O presidente da Comissão Europeia, Jean-Claude Juncker, defendeu esta terça-feira, em Bruxelas, a necessidade de agir no processo de saída do Reino Unido da União Europeia (UE), por "não haver meses para meditar".
Na conferência de imprensa após a cimeira de chefes de Estado e de Governo da UE, o responsável afirmou compreender que o primeiro-ministro britânico, David Cameron, "queira tempo para meditar porque ele defendeu a permanência" do país entre os 28.
"O que não percebo é que aqueles que quiseram a saída, não consigam dizer-nos o que querem fazer", acrescentou Juncker, referindo que a ativação do artigo 50 do Tratado de Lisboa, de saída de um Estado-membro, deve "ser feita o mais depressa possível". "Não temos meses para meditar", argumentou.

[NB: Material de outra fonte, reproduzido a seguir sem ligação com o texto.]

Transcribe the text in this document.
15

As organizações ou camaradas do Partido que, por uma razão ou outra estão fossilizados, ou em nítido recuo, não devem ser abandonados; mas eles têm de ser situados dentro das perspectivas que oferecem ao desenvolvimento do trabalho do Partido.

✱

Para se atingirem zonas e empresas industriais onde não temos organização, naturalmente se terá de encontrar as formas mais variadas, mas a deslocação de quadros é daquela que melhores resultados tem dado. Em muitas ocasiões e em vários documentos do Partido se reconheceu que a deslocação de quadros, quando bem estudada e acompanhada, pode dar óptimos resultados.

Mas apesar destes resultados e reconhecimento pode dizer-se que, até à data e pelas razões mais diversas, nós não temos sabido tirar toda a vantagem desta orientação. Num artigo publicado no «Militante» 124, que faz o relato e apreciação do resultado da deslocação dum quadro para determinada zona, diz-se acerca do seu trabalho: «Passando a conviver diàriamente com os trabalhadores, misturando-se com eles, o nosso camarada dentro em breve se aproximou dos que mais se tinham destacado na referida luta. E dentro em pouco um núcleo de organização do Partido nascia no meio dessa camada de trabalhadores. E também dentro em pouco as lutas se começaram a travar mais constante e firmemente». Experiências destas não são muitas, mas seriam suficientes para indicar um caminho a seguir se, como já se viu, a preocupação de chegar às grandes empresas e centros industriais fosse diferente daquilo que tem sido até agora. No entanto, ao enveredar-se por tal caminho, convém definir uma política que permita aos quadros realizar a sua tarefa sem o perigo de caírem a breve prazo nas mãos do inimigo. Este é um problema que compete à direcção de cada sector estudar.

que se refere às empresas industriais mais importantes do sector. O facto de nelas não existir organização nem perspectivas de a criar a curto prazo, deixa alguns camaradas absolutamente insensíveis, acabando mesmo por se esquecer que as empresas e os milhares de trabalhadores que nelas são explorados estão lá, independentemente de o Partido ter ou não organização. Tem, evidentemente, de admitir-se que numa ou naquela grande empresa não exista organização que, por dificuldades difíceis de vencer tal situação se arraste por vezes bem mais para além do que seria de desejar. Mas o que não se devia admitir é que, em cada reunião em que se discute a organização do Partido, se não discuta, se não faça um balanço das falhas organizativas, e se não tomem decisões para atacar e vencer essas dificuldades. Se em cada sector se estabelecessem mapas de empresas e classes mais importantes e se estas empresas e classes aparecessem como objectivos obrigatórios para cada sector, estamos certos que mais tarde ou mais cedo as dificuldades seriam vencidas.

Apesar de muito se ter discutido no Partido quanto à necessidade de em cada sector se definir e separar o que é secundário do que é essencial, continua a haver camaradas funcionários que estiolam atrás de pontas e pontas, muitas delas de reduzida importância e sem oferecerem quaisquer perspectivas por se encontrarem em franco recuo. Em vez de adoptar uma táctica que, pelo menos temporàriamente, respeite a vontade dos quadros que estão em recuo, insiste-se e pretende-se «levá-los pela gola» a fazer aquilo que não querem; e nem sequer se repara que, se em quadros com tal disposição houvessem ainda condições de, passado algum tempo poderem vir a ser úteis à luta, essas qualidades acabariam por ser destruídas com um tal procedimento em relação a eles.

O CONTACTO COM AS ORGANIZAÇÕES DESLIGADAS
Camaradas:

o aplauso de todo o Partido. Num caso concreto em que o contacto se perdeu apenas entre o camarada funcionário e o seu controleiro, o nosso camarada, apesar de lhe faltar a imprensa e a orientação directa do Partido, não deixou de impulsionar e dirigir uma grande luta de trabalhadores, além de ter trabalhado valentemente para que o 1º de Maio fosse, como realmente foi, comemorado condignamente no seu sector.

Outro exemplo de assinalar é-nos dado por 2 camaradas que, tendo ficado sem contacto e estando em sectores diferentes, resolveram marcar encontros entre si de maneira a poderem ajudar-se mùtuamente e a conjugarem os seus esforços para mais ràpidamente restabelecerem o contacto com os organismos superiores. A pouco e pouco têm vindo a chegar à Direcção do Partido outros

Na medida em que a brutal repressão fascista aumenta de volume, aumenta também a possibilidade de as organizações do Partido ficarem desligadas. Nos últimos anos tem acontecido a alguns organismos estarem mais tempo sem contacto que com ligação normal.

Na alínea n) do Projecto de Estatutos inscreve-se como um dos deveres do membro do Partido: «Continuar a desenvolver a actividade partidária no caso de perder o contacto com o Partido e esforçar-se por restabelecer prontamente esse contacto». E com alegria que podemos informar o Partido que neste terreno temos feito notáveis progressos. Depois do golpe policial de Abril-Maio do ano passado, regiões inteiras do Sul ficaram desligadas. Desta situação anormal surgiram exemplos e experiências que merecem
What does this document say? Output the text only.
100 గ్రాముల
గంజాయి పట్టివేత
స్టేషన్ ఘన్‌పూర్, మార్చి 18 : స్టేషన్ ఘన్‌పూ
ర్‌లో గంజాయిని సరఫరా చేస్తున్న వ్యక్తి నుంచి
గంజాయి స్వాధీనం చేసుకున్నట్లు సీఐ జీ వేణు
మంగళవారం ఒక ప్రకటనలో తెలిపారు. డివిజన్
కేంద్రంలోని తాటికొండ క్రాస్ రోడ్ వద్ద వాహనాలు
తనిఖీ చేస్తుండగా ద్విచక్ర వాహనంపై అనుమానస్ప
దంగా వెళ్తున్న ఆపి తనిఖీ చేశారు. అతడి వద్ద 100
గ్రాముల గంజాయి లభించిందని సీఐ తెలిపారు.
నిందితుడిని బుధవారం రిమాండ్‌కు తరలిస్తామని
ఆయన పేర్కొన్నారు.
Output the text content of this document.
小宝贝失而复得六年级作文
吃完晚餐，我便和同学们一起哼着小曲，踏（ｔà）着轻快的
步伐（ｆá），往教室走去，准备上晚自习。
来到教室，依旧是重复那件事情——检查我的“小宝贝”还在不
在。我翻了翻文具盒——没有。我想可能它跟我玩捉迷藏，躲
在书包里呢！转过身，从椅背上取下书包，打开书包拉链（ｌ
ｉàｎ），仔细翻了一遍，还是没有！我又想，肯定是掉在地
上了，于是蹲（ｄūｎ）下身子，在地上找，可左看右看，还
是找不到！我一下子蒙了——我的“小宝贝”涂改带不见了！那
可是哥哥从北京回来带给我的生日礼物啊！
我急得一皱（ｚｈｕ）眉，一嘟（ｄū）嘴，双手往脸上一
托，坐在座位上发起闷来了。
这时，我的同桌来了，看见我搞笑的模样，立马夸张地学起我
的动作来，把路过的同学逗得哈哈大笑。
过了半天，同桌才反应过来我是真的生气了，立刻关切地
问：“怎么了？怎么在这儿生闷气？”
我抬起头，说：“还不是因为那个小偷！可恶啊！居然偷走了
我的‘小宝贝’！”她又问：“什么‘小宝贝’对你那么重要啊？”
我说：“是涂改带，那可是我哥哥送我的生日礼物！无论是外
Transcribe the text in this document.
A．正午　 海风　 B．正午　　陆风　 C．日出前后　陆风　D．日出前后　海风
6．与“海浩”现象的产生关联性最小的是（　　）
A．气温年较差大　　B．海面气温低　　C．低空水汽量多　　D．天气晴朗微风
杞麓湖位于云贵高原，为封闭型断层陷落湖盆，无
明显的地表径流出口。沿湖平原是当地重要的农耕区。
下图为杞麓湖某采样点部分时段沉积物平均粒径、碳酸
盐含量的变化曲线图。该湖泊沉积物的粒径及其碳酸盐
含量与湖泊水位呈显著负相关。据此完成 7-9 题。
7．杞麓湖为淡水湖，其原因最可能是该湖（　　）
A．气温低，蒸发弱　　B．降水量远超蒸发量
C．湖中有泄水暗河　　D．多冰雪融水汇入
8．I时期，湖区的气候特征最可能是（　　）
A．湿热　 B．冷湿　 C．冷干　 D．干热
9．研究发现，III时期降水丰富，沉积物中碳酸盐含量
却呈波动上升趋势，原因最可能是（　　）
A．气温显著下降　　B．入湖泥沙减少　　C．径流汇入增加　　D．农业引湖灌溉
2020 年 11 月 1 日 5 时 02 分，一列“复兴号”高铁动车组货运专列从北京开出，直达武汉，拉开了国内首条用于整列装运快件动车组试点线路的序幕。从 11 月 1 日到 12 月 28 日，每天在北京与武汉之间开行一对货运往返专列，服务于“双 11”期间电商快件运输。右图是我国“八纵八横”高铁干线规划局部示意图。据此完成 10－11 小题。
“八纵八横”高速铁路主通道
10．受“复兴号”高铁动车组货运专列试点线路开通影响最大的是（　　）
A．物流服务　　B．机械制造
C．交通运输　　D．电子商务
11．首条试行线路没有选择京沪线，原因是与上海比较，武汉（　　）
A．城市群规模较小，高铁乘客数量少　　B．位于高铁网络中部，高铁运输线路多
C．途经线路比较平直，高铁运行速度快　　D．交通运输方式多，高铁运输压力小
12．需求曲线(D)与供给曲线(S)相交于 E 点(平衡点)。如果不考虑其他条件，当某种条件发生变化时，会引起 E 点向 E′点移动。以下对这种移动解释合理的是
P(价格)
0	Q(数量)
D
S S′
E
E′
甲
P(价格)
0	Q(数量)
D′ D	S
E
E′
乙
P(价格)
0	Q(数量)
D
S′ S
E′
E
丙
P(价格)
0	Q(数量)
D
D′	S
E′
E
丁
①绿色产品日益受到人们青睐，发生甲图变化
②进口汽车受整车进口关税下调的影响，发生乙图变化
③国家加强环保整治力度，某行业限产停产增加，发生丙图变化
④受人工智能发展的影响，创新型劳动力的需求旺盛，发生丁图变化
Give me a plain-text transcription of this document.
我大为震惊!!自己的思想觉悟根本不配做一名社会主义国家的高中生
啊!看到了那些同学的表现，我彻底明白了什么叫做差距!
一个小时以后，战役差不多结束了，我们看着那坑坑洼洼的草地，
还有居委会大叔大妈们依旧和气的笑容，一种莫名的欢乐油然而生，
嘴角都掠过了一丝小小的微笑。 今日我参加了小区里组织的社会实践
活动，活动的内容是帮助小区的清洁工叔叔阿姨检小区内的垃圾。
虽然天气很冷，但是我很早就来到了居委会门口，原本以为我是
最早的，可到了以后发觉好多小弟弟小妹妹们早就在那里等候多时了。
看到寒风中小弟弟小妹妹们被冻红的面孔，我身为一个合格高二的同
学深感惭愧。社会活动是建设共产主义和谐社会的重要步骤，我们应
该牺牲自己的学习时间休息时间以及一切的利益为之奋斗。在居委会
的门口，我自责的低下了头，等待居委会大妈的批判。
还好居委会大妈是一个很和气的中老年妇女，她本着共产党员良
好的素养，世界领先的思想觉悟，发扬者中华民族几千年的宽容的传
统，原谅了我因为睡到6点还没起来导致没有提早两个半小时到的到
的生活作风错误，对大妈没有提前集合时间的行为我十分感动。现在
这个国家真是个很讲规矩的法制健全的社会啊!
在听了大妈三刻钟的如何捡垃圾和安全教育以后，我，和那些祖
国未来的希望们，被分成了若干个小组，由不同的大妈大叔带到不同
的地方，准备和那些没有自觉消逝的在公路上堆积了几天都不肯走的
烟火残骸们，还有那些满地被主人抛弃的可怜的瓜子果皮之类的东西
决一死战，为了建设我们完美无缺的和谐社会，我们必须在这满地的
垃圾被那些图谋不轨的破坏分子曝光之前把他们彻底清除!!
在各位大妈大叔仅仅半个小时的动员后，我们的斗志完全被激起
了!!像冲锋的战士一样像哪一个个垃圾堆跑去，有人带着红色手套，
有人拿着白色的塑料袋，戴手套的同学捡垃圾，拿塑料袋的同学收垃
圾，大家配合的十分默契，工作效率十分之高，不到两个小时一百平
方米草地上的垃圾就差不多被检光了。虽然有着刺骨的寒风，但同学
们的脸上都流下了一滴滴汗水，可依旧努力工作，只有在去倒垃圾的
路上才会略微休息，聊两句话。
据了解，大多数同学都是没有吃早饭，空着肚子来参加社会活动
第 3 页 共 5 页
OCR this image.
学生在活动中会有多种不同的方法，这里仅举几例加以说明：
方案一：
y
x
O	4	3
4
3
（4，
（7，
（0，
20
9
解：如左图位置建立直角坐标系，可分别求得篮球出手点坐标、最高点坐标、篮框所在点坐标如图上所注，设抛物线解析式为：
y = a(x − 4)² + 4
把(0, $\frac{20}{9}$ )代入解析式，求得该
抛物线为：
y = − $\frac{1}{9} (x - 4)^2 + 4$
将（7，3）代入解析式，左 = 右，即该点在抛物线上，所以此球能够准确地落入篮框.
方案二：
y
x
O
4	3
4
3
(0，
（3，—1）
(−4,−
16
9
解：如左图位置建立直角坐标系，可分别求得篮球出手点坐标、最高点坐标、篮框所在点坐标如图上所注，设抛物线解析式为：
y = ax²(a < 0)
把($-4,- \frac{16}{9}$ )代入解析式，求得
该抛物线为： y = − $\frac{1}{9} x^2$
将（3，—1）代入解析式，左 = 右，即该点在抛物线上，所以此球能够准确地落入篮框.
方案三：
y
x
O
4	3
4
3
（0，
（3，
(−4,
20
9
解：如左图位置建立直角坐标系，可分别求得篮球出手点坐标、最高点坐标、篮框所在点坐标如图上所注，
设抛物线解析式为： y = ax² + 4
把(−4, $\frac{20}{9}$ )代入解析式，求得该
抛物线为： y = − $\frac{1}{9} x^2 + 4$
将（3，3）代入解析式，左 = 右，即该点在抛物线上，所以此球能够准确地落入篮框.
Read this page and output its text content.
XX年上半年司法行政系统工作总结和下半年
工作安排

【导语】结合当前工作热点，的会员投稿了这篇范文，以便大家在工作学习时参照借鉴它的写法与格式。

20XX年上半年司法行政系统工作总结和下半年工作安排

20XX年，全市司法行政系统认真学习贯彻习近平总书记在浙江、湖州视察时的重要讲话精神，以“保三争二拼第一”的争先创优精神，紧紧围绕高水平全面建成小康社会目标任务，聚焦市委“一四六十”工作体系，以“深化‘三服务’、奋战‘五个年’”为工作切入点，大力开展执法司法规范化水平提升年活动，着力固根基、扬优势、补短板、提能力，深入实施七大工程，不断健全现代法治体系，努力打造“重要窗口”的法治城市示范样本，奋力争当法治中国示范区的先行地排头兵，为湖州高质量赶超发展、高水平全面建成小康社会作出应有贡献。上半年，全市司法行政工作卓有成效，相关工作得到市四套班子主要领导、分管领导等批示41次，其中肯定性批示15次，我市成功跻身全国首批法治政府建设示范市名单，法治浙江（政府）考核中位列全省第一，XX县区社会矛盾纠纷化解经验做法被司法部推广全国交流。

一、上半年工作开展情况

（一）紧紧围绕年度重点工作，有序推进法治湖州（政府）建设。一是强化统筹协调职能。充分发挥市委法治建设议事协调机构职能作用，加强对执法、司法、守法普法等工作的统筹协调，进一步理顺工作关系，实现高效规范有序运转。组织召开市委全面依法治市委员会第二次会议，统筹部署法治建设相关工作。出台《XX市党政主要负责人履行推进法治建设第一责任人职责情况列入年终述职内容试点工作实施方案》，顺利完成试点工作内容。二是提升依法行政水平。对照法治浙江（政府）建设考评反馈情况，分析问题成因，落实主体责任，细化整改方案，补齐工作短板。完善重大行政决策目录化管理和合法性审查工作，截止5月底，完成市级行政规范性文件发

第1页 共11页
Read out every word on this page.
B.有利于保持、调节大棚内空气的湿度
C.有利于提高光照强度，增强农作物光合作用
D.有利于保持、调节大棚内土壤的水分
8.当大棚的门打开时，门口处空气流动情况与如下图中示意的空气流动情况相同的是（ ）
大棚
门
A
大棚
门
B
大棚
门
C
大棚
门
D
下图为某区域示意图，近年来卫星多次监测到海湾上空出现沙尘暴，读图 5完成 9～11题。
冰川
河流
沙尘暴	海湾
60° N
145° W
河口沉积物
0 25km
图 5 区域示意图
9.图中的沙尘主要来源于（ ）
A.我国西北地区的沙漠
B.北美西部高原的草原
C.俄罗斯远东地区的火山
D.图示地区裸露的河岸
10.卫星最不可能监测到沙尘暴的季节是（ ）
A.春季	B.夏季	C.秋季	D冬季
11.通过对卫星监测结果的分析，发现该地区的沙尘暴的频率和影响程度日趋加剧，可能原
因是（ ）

O líder do executivo comunitário repetiu que "sem notificação, não há negociação" das relações futuras entre a UE e o Reino Unido.
À questão acerca do peso da migração na escolha dos votantes britânicos, Juncker referiu que "se disser durante anos ou mesmo décadas à população que estão coisas erradas com a União Europeia, os eleitores vão acreditar".
Por seu lado, o presidente do Conselho Europeu, Donald Tusk, admitiu que a migração foi a razão para alguns.
"Mas será a razão para cancelar os valores da livre circulação, tolerância e Schengen? Eu tenho a certeza de que essa é a essência da Europa", declarou aos jornalistas.
Tusk iniciou esta conferência de imprensa a endereçar as condolências às famílias e próximos das vítimas do atentado desta noite na Turquia.